Fast anderthalb Jahre später, am 17. Juli 2014, flog eine Boeing 777-200ER der Malaysia Airlines von Amsterdam nach Kuala Lumpur. Und stürzte mitten im Flug, mit 295 Personen an Bord, beim ukrainischen Dorf Hrabowe ab. Von diesem schrecklichen Ereignis selbst gibt es keine Bilder, wohl aber davon, wie es dazu kam: Das internationale Investigativrecherche-Projekt „Bellingcat“ hat sich in den vergangenen fünf Jahren intensiv mit dem Fall „MH17“ beschäftigt und legt in ganzen 80 Beiträgen auf seinem Portal dar, warum das Flugzeug abstürzte und fast 300 Menschen sterben mussten: Es ist abgeschossen worden. Eine Flugabwehr-Rakete des Typs BUK hatte das Flugzeug in der Luft zerstört. Die mobile Rampe, von der die Boden-Luft-Rakete bei Snizhne auf ukrainischem Gebiet gestartet wurde, stammte aus Russland – sie ist eine Entwicklung aus Sowjet-Zeiten. Und war einige Tage vor dem Abschuss aus dem russischen Kursk in die Ostukraine verbracht worden – davon gibt es zahlreiche Bilder, die großenteils auch von Dashcams stammen. Sie zeigen, wie der Konvoi sich seinen Weg durch Russland und die Ukraine bahnt – viele, die an dem Tross vorbeifuhren, hatten die Bilder in sozialen Netzwerken gepostet. Material, das vom Bellingcat-Team ausgewertet und verglichen wurde.
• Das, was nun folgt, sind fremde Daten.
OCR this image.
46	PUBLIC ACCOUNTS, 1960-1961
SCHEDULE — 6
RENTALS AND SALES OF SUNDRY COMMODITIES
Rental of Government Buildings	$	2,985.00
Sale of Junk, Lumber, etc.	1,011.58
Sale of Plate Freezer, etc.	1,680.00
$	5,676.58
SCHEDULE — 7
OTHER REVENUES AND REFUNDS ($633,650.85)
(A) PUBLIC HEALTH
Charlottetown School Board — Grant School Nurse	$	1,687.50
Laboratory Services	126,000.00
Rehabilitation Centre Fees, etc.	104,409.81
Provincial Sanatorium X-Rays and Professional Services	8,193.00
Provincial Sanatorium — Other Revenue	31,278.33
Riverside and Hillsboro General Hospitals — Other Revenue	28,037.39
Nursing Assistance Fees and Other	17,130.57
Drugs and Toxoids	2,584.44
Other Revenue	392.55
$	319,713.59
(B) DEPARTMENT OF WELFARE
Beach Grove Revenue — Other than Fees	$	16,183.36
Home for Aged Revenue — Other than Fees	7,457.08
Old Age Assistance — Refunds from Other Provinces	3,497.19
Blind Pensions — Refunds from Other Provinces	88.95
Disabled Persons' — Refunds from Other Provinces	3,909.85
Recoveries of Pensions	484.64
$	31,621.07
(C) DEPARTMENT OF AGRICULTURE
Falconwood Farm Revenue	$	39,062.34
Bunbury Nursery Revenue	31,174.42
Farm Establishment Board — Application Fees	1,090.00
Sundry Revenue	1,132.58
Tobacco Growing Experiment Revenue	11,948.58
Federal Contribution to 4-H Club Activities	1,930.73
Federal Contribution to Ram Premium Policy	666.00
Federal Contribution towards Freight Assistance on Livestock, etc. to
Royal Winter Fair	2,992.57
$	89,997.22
Die Journalisten kommen zu einem eindeutigen Ergebnis: Russland ist, mindestens durch Bereitstellung des Waffensystems für die prorussischen Separatisten, eher aber sogar durch eigene Betätigung des Systems durch russische Soldaten, die sich auf ostukrainischem Gebiet befanden, verantwortlich für den Abschuss. Ob beabsichtigt war, ein Flugzeug der zivilen Luftfahrt abzuschießen, oder es sich um ein „Versehen“ handelt und man ein Militärflugzeug hatte treffen wollen, bleibt bisweilen unklar.

Dass ein Fall, der so sehr von visueller Evidenz lebt – neben Bellingcat haben noch viele andere Medien bildreiche Storys zum Fall veröffentlicht – sich doch für ein „blindes“ Audioformat eignet, zeigt einmal mehr, dass Hören und Podcasthören im Speziellen noch einmal eine ganz andere Art von individueller Aufmerksamkeit erzeugen kann. Weniger theoretisch formuliert: Die erste, sechsteilige Staffel des Bellingcat Podcast rollt die Tragik des Flugs MH17 noch einmal ganz anders auf. Los geht es mit einer Beschreibung des Bildes, das sich Ersthelfern und Ermittlern am verstreuten Absturzort bot: Trümmer, Koffer, Leichenteile, eine Minnie-Mouse-Brotbox – eine moderne Hieronymus-Bosch-Hölle, wird an einer Stelle gesagt. Betrunkene, aufgedrehte Soldaten der Separatisten verwehrten zunächst den Zugang, Beweismaterial inklusive Flugschreiber wurden beiseite geschafft. Weiter geht es mit der nach Bellingcat-Recherchen gezielt lancierten Medienkampagne, die zeitnah nach dem Absturz/Abschuss losging: Über 65.000 Tweets beschuldigten Kiew, verantwortlich zu sein. Eine vom Kreml eingerufene PK stieß in eine ähnliche Richtung. Weiter geht es mit der Routen-Rückverfolgung des Raketenwerfers, der vom russischen Kursk aus gestartet war, wie sich nahezu lückenlos nachweisen lässt und das anhand von Open-Source-Material. Wer waren die Organisatoren des Transports? Wir hören Telefon-Mitschnitte und Stimmenvergleiche von Militärs der proklamierten „Volksrepublik Donezk“ und Russlands, die ebenso klar belegen – hier gab es Verbindungen. Die Beweislage ist so drückend, dass die verurteilenden Kommentare des Podcast-Sprechers einer Verdopplung gleichkommen, doch sie sind Ausdruck einer Verzweiflung: Denn bislang wurde niemand zur Rechenschaft gezogen. Auch gibt es bis jetzt und wohl bis in alle Zeiten kein Eingeständnis oder eine Entschuldigung Russlands – im Gegenteil: Die pro-russische Medienmaschine ist gut geölt, Staat und Medien sehen die Recherchen Bellingcats als Teil des internationalen „deep state“, der westlichen Verschwörung gegen Russland.

Die Causa MH17 ist so zu einem Teil des West-Ost-Kräftemessens geworden, das längst überwunden schien und aktuell wieder neu entflammt: Es ist ja nur wenige Tage her, seit die USA nach dem Ende des INF-Abrüstungsvertrags einen Marschflugkörper getestet haben. Willkommen zurück im Kalten Krieg.